Cette mission sera de rassasier l’amour de la Trinité par le cœur eucharistique de Jésus, en conformité avec sa devise : « Aimer et laisser faire Jésus et Marie ». Tout un renversement de perspective. Augustin, Thomas d’Aquin et bien d’autres théologiens ont surtout montré que Dieu se donne pour nous rassasier, que la Trinité existe pour notre propre rassasiement, et c’est vrai. Mais Dina montre que c’est Jésus, substitué à elle, qui s’offre au Père pour le rassasier.
Cette mission de rassasier l’amour infini de Dieu, elle ne le vivra pas seulement sur la terre, mais aussi au ciel, à l’exemple de sa patronne, Thérèse de Lisieux…
Cette mission de rassasier l’amour infini de Dieu, elle ne le vivra pas seulement sur la terre, mais aussi au ciel, à l’exemple de sa patronne, Thérèse de Lisieux, qui passe son ciel à faire du bien sur la terre. « Au ciel, je veux rassasier l’Amour infini du bon Dieu. Pour réaliser mon idéal, il me faut réaliser les trésors infinis de Notre Seigneur ; ce bon Maître a dit : Demandez et vous recevrez, eh bien ! au ciel, je serai une petite mendiante d’amour : la voilà, ma mission ! et je la commence immédiatement. Jésus, dans son immense charité, a besoin de se donner aux âmes ; s’il le pouvait, il épuiserait des trésors de grâces pour chacune d’elles. Oui, je veux épuiser Jésus infini pour rassasier l’Amour infini ! » (Autobiographie.)

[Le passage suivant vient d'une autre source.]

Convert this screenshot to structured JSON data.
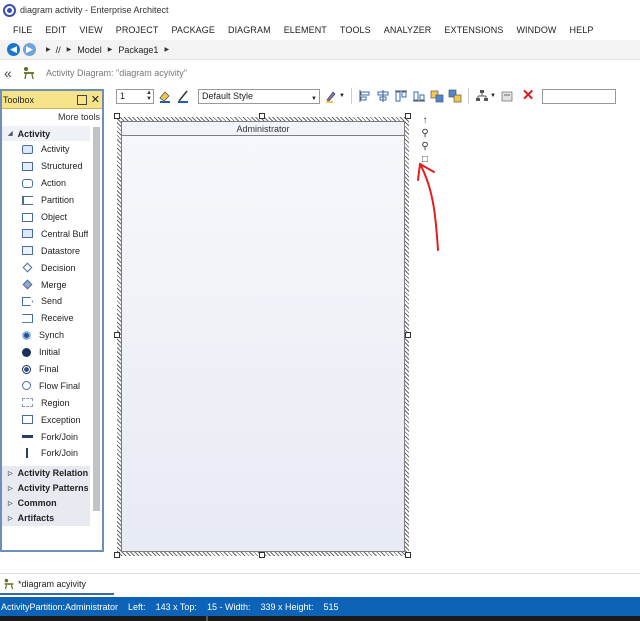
{
  "window": {
    "title": "diagram activity - Enterprise Architect"
  },
  "menu": [
    "FILE",
    "EDIT",
    "VIEW",
    "PROJECT",
    "PACKAGE",
    "DIAGRAM",
    "ELEMENT",
    "TOOLS",
    "ANALYZER",
    "EXTENSIONS",
    "WINDOW",
    "HELP"
  ],
  "navigation": {
    "breadcrumb": [
      "//",
      "Model",
      "Package1"
    ]
  },
  "diagram_header": {
    "caption": "Activity Diagram: \"diagram acyivity\""
  },
  "toolbox": {
    "title": "Toolbox",
    "more_tools": "More tools",
    "open_category": "Activity",
    "items": [
      {
        "label": "Activity",
        "icon": "activity-icon"
      },
      {
        "label": "Structured",
        "icon": "structured-activity-icon"
      },
      {
        "label": "Action",
        "icon": "action-icon"
      },
      {
        "label": "Partition",
        "icon": "partition-icon"
      },
      {
        "label": "Object",
        "icon": "object-icon"
      },
      {
        "label": "Central Buffer",
        "icon": "central-buffer-icon"
      },
      {
        "label": "Datastore",
        "icon": "datastore-icon"
      },
      {
        "label": "Decision",
        "icon": "decision-icon"
      },
      {
        "label": "Merge",
        "icon": "merge-icon"
      },
      {
        "label": "Send",
        "icon": "send-icon"
      },
      {
        "label": "Receive",
        "icon": "receive-icon"
      },
      {
        "label": "Synch",
        "icon": "synch-icon"
      },
      {
        "label": "Initial",
        "icon": "initial-node-icon"
      },
      {
        "label": "Final",
        "icon": "final-node-icon"
      },
      {
        "label": "Flow Final",
        "icon": "flow-final-icon"
      },
      {
        "label": "Region",
        "icon": "region-icon"
      },
      {
        "label": "Exception",
        "icon": "exception-icon"
      },
      {
        "label": "Fork/Join",
        "icon": "fork-join-horizontal-icon"
      },
      {
        "label": "Fork/Join",
        "icon": "fork-join-vertical-icon"
      }
    ],
    "collapsed_categories": [
      "Activity Relationships",
      "Activity Patterns",
      "Common",
      "Artifacts"
    ]
  },
  "diagram_toolbar": {
    "line_width": "1",
    "style": "Default Style"
  },
  "canvas": {
    "partition_name": "Administrator"
  },
  "document_tabs": [
    {
      "label": "*diagram acyivity"
    }
  ],
  "status": {
    "element": "ActivityPartition:Administrator",
    "left_label": "Left:",
    "left_value": "143 x Top:",
    "top_value": "15 - Width:",
    "width_value": "339 x Height:",
    "height_value": "515"
  },
  "colors": {
    "statusbar": "#0c63b8",
    "toolbox_header": "#f7e48a",
    "annotation_arrow": "#e02020"
  }
}
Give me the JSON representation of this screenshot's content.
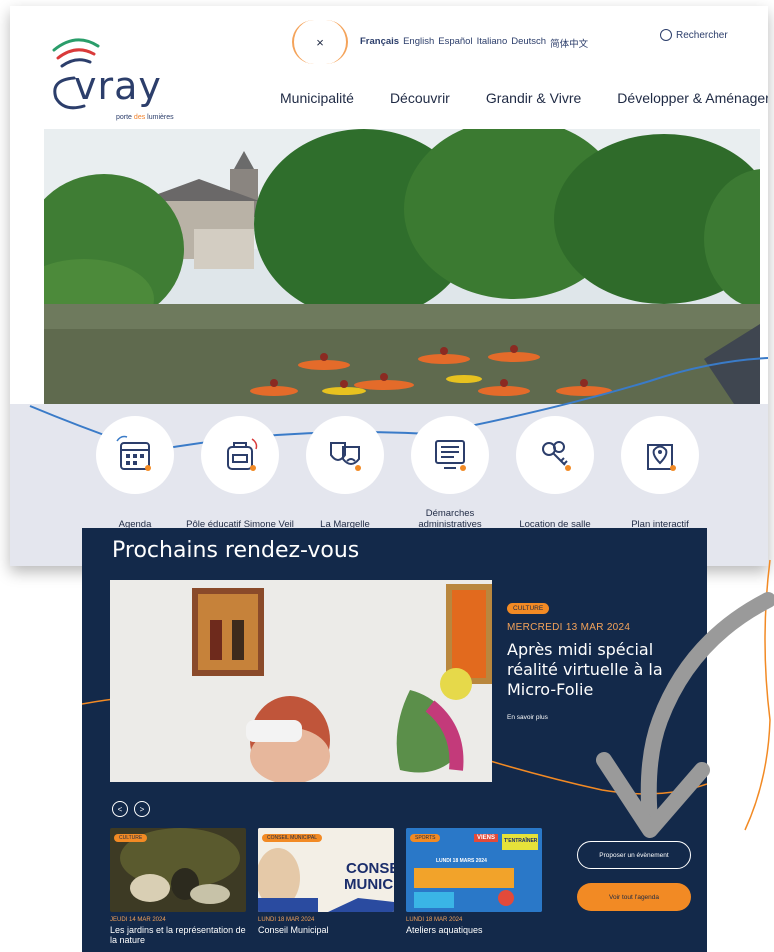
{
  "header": {
    "logo_word": "vray",
    "logo_tagline_a": "porte",
    "logo_tagline_b": "des",
    "logo_tagline_c": "lumières",
    "close_glyph": "×",
    "languages": [
      "Français",
      "English",
      "Español",
      "Italiano",
      "Deutsch",
      "简体中文"
    ],
    "search_label": "Rechercher",
    "search_icon": "search-icon"
  },
  "nav": {
    "items": [
      "Municipalité",
      "Découvrir",
      "Grandir & Vivre",
      "Développer & Aménager"
    ]
  },
  "quick_links": [
    {
      "label": "Agenda",
      "icon": "calendar-icon"
    },
    {
      "label": "Pôle éducatif Simone Veil",
      "icon": "school-bag-icon"
    },
    {
      "label": "La Margelle",
      "icon": "theatre-masks-icon"
    },
    {
      "label": "Démarches administratives",
      "icon": "form-screen-icon"
    },
    {
      "label": "Location de salle",
      "icon": "keys-icon"
    },
    {
      "label": "Plan interactif",
      "icon": "map-pin-icon"
    }
  ],
  "agenda": {
    "title": "Prochains rendez-vous",
    "featured": {
      "badge": "Culture",
      "date": "MERCREDI 13 MAR 2024",
      "title": "Après midi spécial réalité virtuelle à la Micro-Folie",
      "more": "En savoir plus"
    },
    "prev_glyph": "<",
    "next_glyph": ">",
    "cards": [
      {
        "badge": "Culture",
        "date": "JEUDI 14 MAR 2024",
        "title": "Les jardins et la représentation de la nature"
      },
      {
        "badge": "Conseil municipal",
        "date": "LUNDI 18 MAR 2024",
        "title": "Conseil Municipal",
        "thumb_text_1": "CONSE",
        "thumb_text_2": "MUNICI"
      },
      {
        "badge": "Sports",
        "date": "LUNDI 18 MAR 2024",
        "title": "Ateliers aquatiques",
        "thumb_text_1": "VIENS",
        "thumb_text_2": "T'ENTRAÎNER",
        "thumb_text_3": "LUNDI 18 MARS 2024"
      }
    ],
    "propose_button": "Proposer un évènement",
    "all_button": "Voir tout l'agenda"
  },
  "colors": {
    "accent_orange": "#f28a24",
    "navy": "#13294a",
    "wave_blue": "#3a7bc8",
    "band_grey": "#e4e6ee"
  }
}
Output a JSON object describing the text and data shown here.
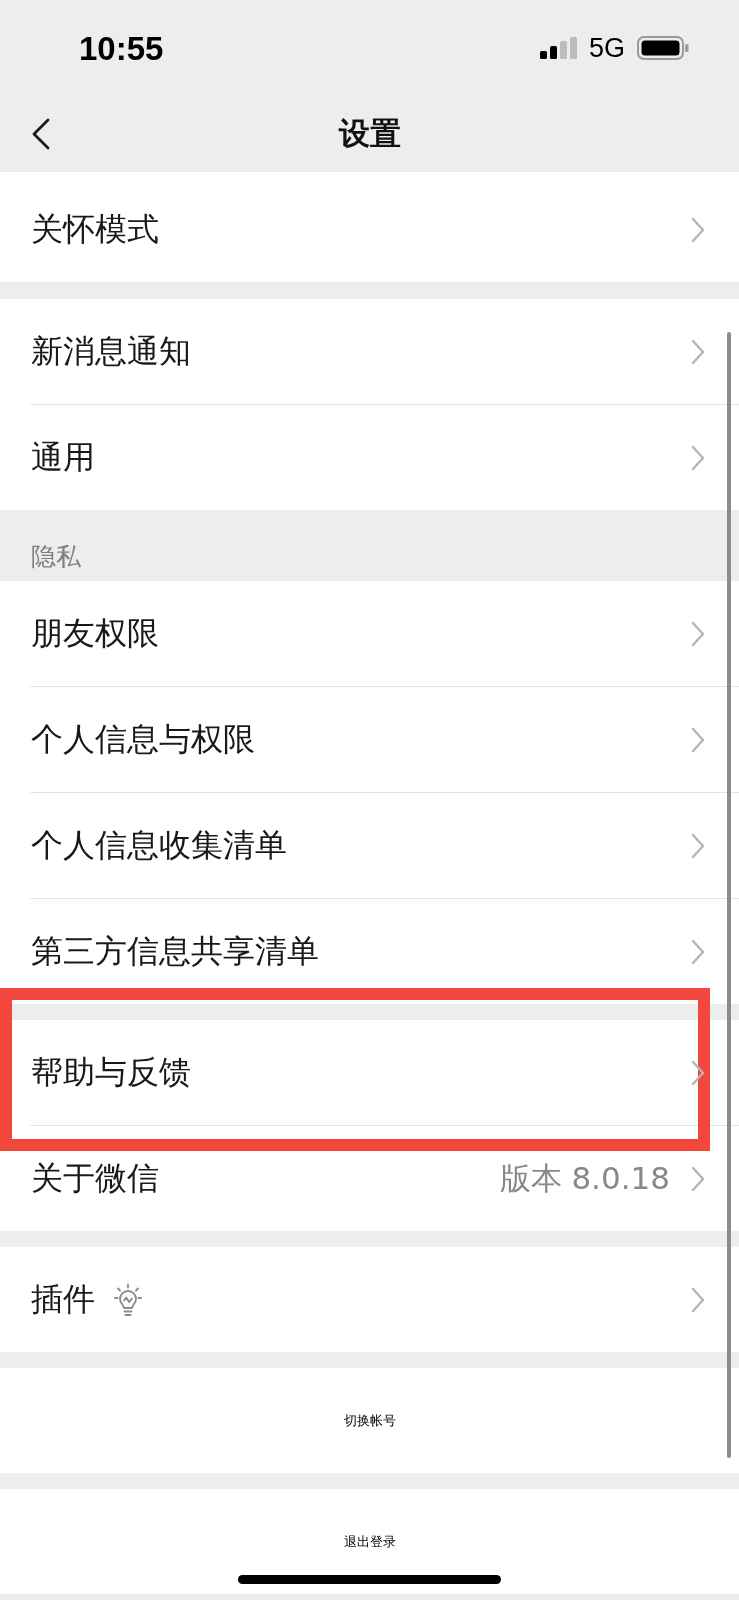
{
  "status_bar": {
    "time": "10:55",
    "network": "5G"
  },
  "nav_bar": {
    "title": "设置"
  },
  "groups": [
    {
      "items": [
        {
          "kind": "link",
          "label": "关怀模式",
          "highlighted": false
        }
      ]
    },
    {
      "items": [
        {
          "kind": "link",
          "label": "新消息通知",
          "highlighted": false
        },
        {
          "kind": "link",
          "label": "通用",
          "highlighted": false
        }
      ]
    },
    {
      "header": "隐私",
      "items": [
        {
          "kind": "link",
          "label": "朋友权限",
          "highlighted": false
        },
        {
          "kind": "link",
          "label": "个人信息与权限",
          "highlighted": false
        },
        {
          "kind": "link",
          "label": "个人信息收集清单",
          "highlighted": false
        },
        {
          "kind": "link",
          "label": "第三方信息共享清单",
          "highlighted": false
        }
      ]
    },
    {
      "items": [
        {
          "kind": "link",
          "label": "帮助与反馈",
          "highlighted": true
        },
        {
          "kind": "link",
          "label": "关于微信",
          "value": "版本 8.0.18",
          "highlighted": false
        }
      ]
    },
    {
      "items": [
        {
          "kind": "icon-link",
          "label": "插件",
          "highlighted": false
        }
      ]
    },
    {
      "items": [
        {
          "kind": "action",
          "label": "切换帐号",
          "highlighted": false
        }
      ]
    },
    {
      "items": [
        {
          "kind": "action",
          "label": "退出登录",
          "highlighted": false
        }
      ]
    }
  ]
}
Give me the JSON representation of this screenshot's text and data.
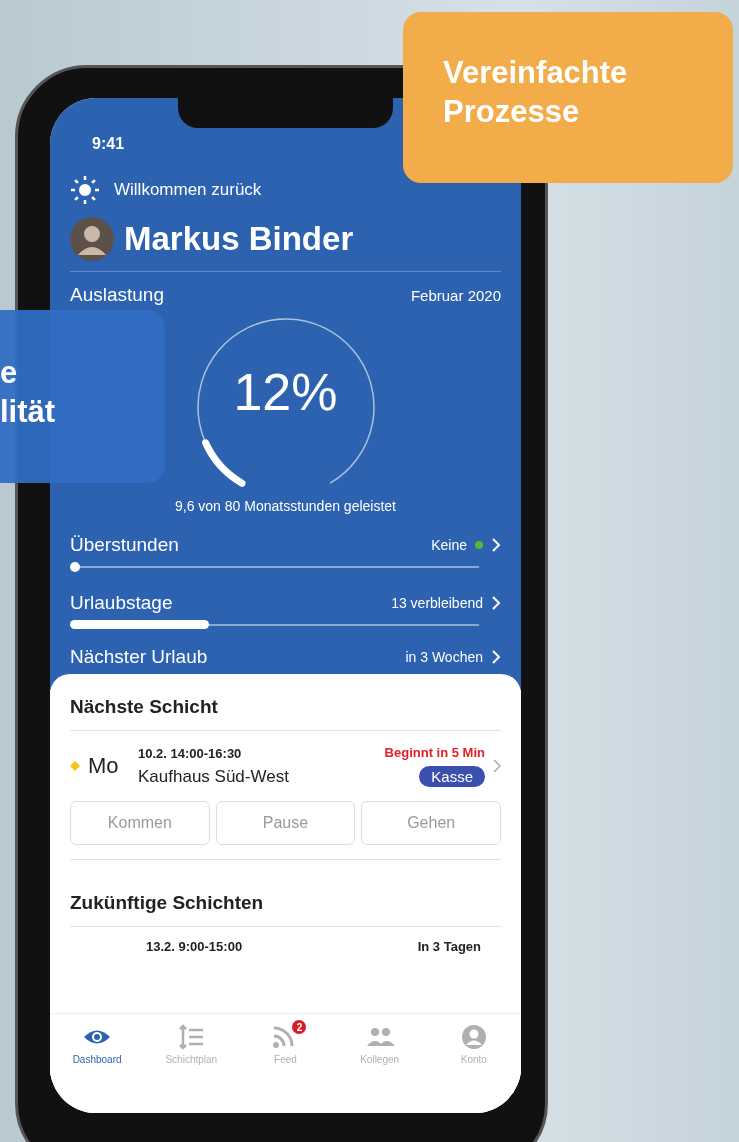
{
  "callouts": [
    {
      "kind": "orange",
      "lines": [
        "Vereinfachte",
        "Prozesse"
      ]
    },
    {
      "kind": "blue",
      "lines": [
        "e",
        "lität"
      ]
    }
  ],
  "status_bar": {
    "time": "9:41"
  },
  "greeting": "Willkommen zurück",
  "user": {
    "name": "Markus Binder"
  },
  "utilization": {
    "label": "Auslastung",
    "period": "Februar 2020",
    "percent": "12%",
    "level": 0.12,
    "caption": "9,6 von 80 Monatsstunden geleistet"
  },
  "stats": [
    {
      "kind": "slider",
      "label": "Überstunden",
      "value": "Keine",
      "color": "#5cb531",
      "level": 0
    },
    {
      "kind": "bar",
      "label": "Urlaubstage",
      "value": "13 verbleibend",
      "level": 0.34
    },
    {
      "kind": "plain",
      "label": "Nächster Urlaub",
      "value": "in 3 Wochen"
    }
  ],
  "next_shift": {
    "title": "Nächste Schicht",
    "day": "Mo",
    "time": "10.2. 14:00-16:30",
    "notice": "Beginnt in 5 Min",
    "place": "Kaufhaus Süd-West",
    "tag": "Kasse",
    "actions": [
      {
        "label": "Kommen",
        "disabled": true
      },
      {
        "label": "Pause",
        "disabled": true
      },
      {
        "label": "Gehen",
        "disabled": true
      }
    ]
  },
  "future_shifts": {
    "title": "Zukünftige Schichten",
    "shifts": [
      {
        "time": "13.2. 9:00-15:00",
        "when": "In 3 Tagen"
      }
    ]
  },
  "tabs": [
    {
      "kind": "eye",
      "label": "Dashboard",
      "selected": true
    },
    {
      "kind": "list",
      "label": "Schichtplan",
      "selected": false
    },
    {
      "kind": "feed",
      "label": "Feed",
      "selected": false,
      "badge": "2"
    },
    {
      "kind": "people",
      "label": "Kollegen",
      "selected": false
    },
    {
      "kind": "person",
      "label": "Konto",
      "selected": false
    }
  ]
}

La petite mendiante d’amour
Le caractère universel et ecclésial de sa mission de mendiante d’amour s’insère dans la nature même de l’Église qui est missionnaire. Comme elle, Dina n’est pas là pour elle-même, mais pour que Dieu soit aimé, connu, offert, partagé, rassasié, par les cœurs de Jésus et de Marie. Elle laisse Jésus la conduire jusqu’au sanctuaire de la Trinité, n’ayant pas d’autres mérites que ceux de Jésus. Sa mission est d’offrir Jésus au Père, d’engendrer des âmes au salut. C’est une mission d’enfantement de l’Église. « L’offrande de Jésus à son divin Père me devient un devoir plus pressant. Par cette offrande, je me sens comme toute-puissante auprès du Père éternel, c’est-à-dire que cette puissance est celle de Notre Seigneur à qui son divin Père ne peut rien refuser » (Autobiographie).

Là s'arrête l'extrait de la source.